David Broadway, senior technical adviser, Investment Management Association (IMA), agrees, adding, “There are a number of different ways to exchange the UTI and there is still a lot of debate between our members and the sell side as to who will generate and assume responsibility for the UTI. Compounding matters is the Esma Q&A that was issued the day before trade reporting was due to take effect. Some of the answers begged yet more questions and left everyone in a continued state of uncertainty. For example, many firms had been building a platform based on 42 characters which follows ISDA’s recommendation of 32 characters with an additional ten from the LEI. However, the Esma guidance seeks to make more use of the maximum 52, but with no indication as to its expectations re the timing of any transition.”
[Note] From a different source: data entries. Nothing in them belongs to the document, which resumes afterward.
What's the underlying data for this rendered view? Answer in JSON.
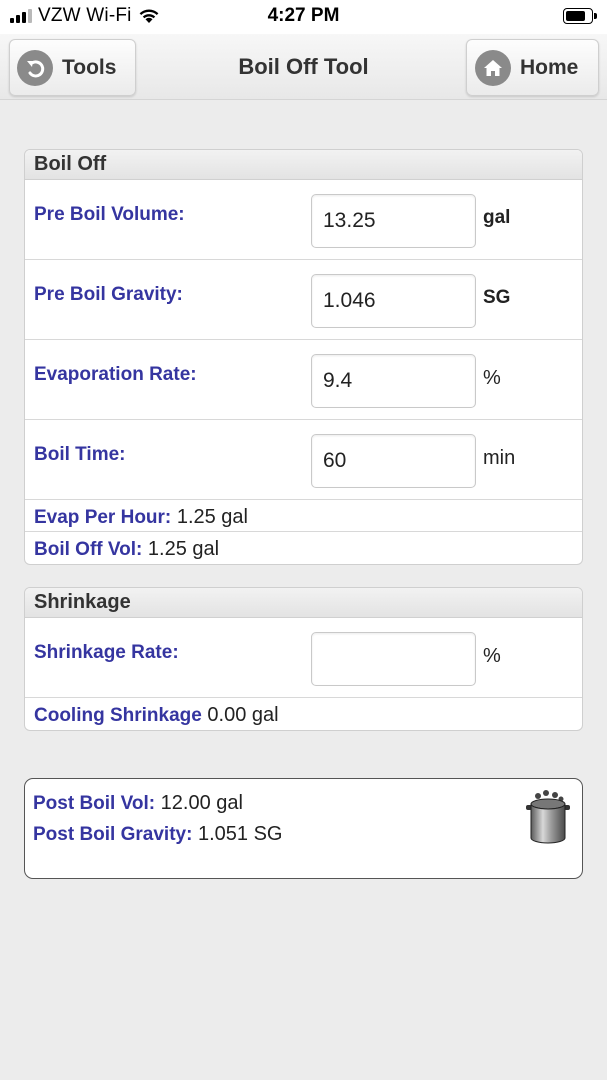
{
  "status_bar": {
    "carrier": "VZW Wi-Fi",
    "time": "4:27 PM"
  },
  "header": {
    "back_label": "Tools",
    "title": "Boil Off Tool",
    "home_label": "Home"
  },
  "boil_off": {
    "heading": "Boil Off",
    "pre_boil_volume": {
      "label": "Pre Boil Volume:",
      "value": "13.25",
      "unit": "gal"
    },
    "pre_boil_gravity": {
      "label": "Pre Boil Gravity:",
      "value": "1.046",
      "unit": "SG"
    },
    "evaporation_rate": {
      "label": "Evaporation Rate:",
      "value": "9.4",
      "unit": "%"
    },
    "boil_time": {
      "label": "Boil Time:",
      "value": "60",
      "unit": "min"
    },
    "evap_per_hour": {
      "label": "Evap Per Hour:",
      "value": "1.25 gal"
    },
    "boil_off_vol": {
      "label": "Boil Off Vol:",
      "value": "1.25 gal"
    }
  },
  "shrinkage": {
    "heading": "Shrinkage",
    "shrinkage_rate": {
      "label": "Shrinkage Rate:",
      "value": "",
      "unit": "%"
    },
    "cooling_shrinkage": {
      "label": "Cooling Shrinkage",
      "value": "0.00 gal"
    }
  },
  "results": {
    "post_boil_vol": {
      "label": "Post Boil Vol:",
      "value": "12.00 gal"
    },
    "post_boil_gravity": {
      "label": "Post Boil Gravity:",
      "value": "1.051 SG"
    },
    "icon": "brew-kettle-icon"
  }
}
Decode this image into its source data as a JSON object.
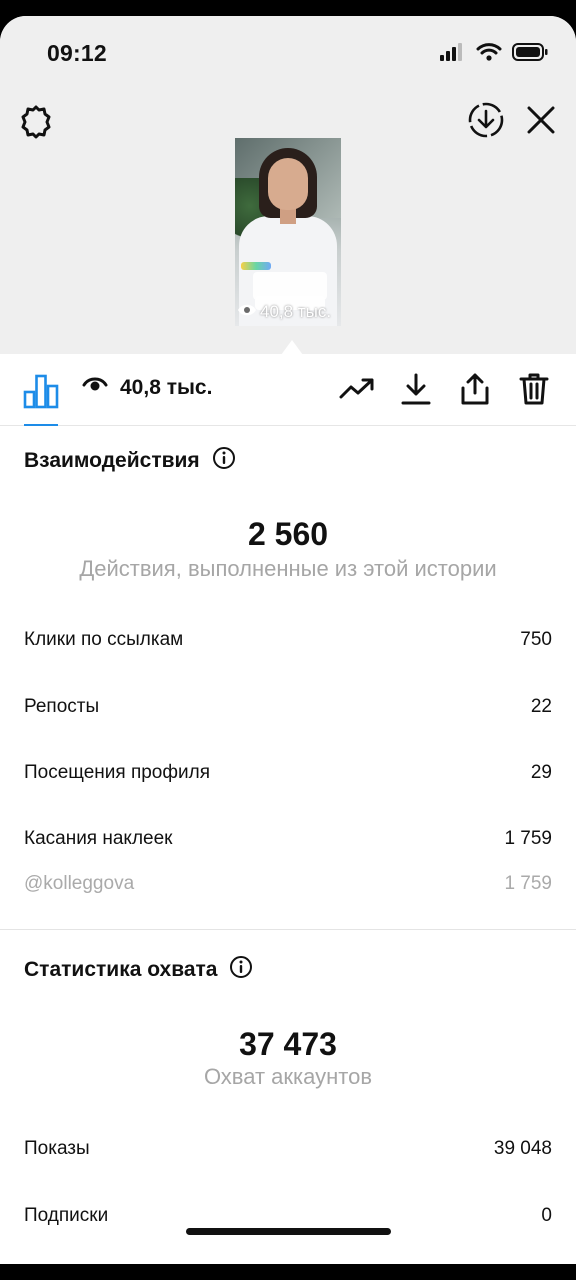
{
  "status_bar": {
    "time": "09:12"
  },
  "story_header": {
    "thumbnail_views": "40,8 тыс."
  },
  "toolbar": {
    "views": "40,8 тыс."
  },
  "interactions": {
    "title": "Взаимодействия",
    "total": "2 560",
    "total_caption": "Действия, выполненные из этой истории",
    "rows": [
      {
        "label": "Клики по ссылкам",
        "value": "750"
      },
      {
        "label": "Репосты",
        "value": "22"
      },
      {
        "label": "Посещения профиля",
        "value": "29"
      },
      {
        "label": "Касания наклеек",
        "value": "1 759"
      },
      {
        "label": "@kolleggova",
        "value": "1 759"
      }
    ]
  },
  "reach": {
    "title": "Статистика охвата",
    "total": "37 473",
    "total_caption": "Охват аккаунтов",
    "rows": [
      {
        "label": "Показы",
        "value": "39 048"
      },
      {
        "label": "Подписки",
        "value": "0"
      }
    ]
  },
  "colors": {
    "accent": "#1d8ce8",
    "muted_text": "#a6a6a6"
  },
  "icons": [
    "gear-icon",
    "download-circle-icon",
    "close-icon",
    "bar-chart-icon",
    "eye-icon",
    "trend-icon",
    "download-icon",
    "share-icon",
    "trash-icon",
    "info-icon"
  ]
}
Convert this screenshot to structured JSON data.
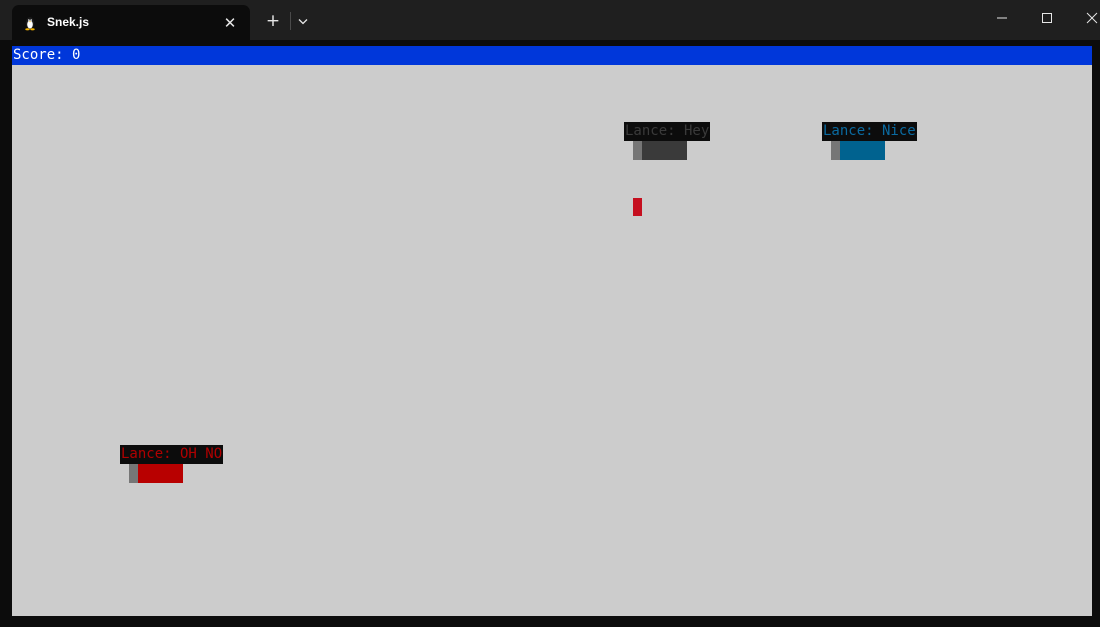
{
  "window": {
    "tab_title": "Snek.js",
    "tab_icon": "linux-penguin-icon",
    "close_tab_glyph": "✕",
    "new_tab_glyph": "+",
    "dropdown_icon": "chevron-down-icon",
    "minimize_icon": "minimize-icon",
    "maximize_icon": "maximize-icon",
    "close_icon": "close-icon"
  },
  "game": {
    "score_text": "Score: 0",
    "score": 0,
    "colors": {
      "playfield": "#cccccc",
      "score_bar": "#0037da",
      "label_background": "#0c0c0c",
      "snake_tail": "#767676",
      "food": "#c50f1f"
    },
    "snakes": [
      {
        "label": "Lance: Hey",
        "label_color": "#3a3a3a",
        "body_color": "#3a3a3a"
      },
      {
        "label": "Lance: Nice",
        "label_color": "#0a6aa0",
        "body_color": "#00628f"
      },
      {
        "label": "Lance: OH NO",
        "label_color": "#b00000",
        "body_color": "#b80000"
      }
    ]
  }
}
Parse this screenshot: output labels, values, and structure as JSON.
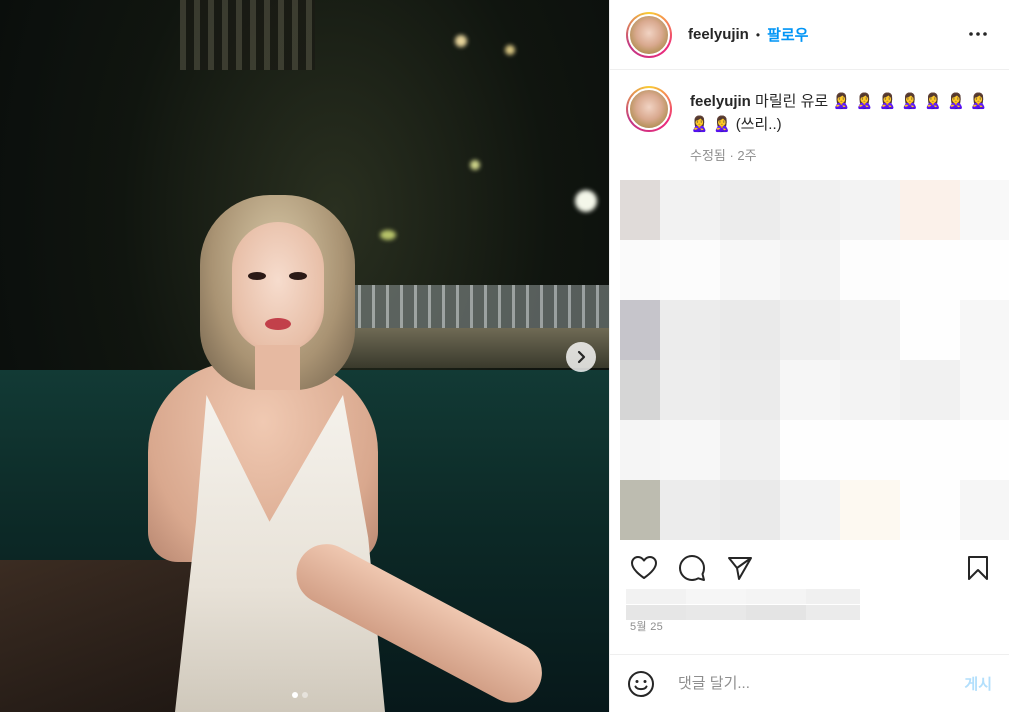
{
  "post": {
    "username": "feelyujin",
    "separator": "•",
    "follow_label": "팔로우",
    "caption_text": "마릴린 유로 🙎‍♀️ 🙎‍♀️ 🙎‍♀️ 🙎‍♀️ 🙎‍♀️ 🙎‍♀️ 🙎‍♀️ 🙎‍♀️ 🙎‍♀️ (쓰리..)",
    "caption_meta": "수정됨 · 2주",
    "date": "5월 25"
  },
  "media": {
    "slide_count": 2,
    "active_slide": 1
  },
  "comment_box": {
    "placeholder": "댓글 달기...",
    "post_label": "게시"
  },
  "icons": {
    "more": "more-horizontal-icon",
    "next": "chevron-right-icon",
    "like": "heart-icon",
    "comment": "comment-bubble-icon",
    "share": "paper-plane-icon",
    "save": "bookmark-icon",
    "emoji": "smiley-icon"
  },
  "colors": {
    "link": "#0095f6",
    "muted": "#8e8e8e",
    "post_disabled": "#b2dffc"
  }
}
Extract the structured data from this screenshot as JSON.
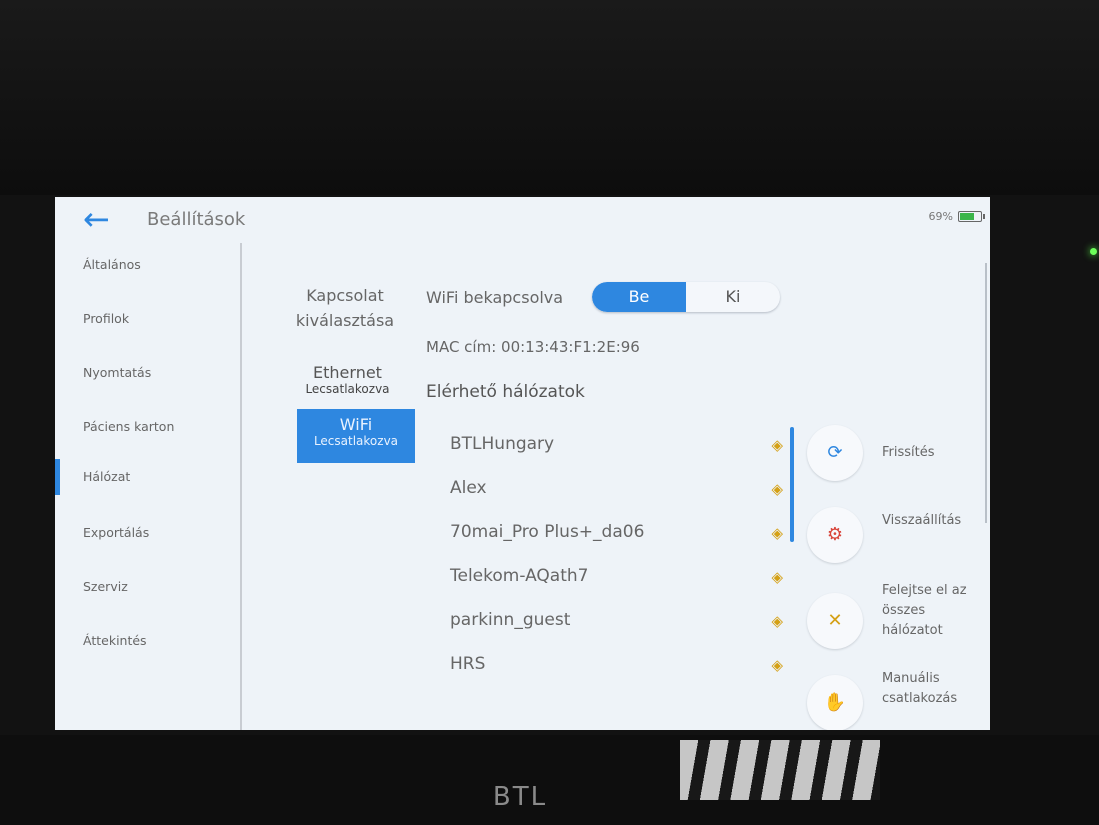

The Esma Q&A published guidance on trade reporting suggested four methods to determine how to create the UTI as well as a preferred running order for UTI generation. For example, UTIs for centrally executed and cleared trades could be generated by execution venues or at point of clearing by the CCP while those for centrally confirmed but not cleared trades could be created at the point of confirmation. The jury is still out as to whether Esma will endorse a UTI framework in the future.
These last minute changes were not the only alterations that threw market participants into a state. Esma’s request from the European Commission to clarify the definition of a derivative or derivative contracts under EMIR for reporting purposes also added fuel to the fire. Particular attention is being focused on foreign exchange (FX) forwards which are open to different interpretations under the Markets in Financial Instruments Directive (MiFID). For instance in the UK, the Financial Conduct Authority does not require a counterparty – dealer or end-user –located in the country to report its leg of a forex forward to a trade repository if it meets the commercial usage criteria. The US has a similar stance but Europe has its own version which was specifically laid out by the Commission last December in a memo. Simply put, forex derivatives are subject to mandatory reporting.
Looking ahead, industry experts expect that the teething problems and glitches will abate over time. “The expectations are that the trade reporting backlogs will be cleared in the next few months and from there the counterparties and end-users will work through the compliance issues,” says Phong Dinh, senior adviser, Chatham Financial. “One of the issues is harmonisation across Europe and that is harder to do in reality. The FX definition is a concrete example of interpretation and implementation.”
Sandy Broderick, chief executive officer of DTCC Deriv/SERV notes, “The process is nascent and things will shake out over the next few weeks. The number of unmatched trades is an issue but this will be resolved once there is more clarity around UTIs particularly as it relates to FX reporting. I expect there will be a lot of dialogue in the meantime between participants and Esma.”
Broderick also believes there could be challenges with collateral and valuation reporting on 11 August. “They are being bunched together which could prove challenging. For example, it is important to disentangle collateral in order to understand what it means in terms of risk. Also, it will be difficult to understand how it relates to an individual trade as collateral is typically pooled together.”
John Southgate, senior vice president at Northern Trust believes though that the process may be smoother. “The market would have gone through the initial exercise and the connectivity, client set-up and legal documentation would be completed. This should make the exercise easier. Also, there is likely to be less scope for challenges because the next phase is position-based valuations and collateral, rather than transactions.”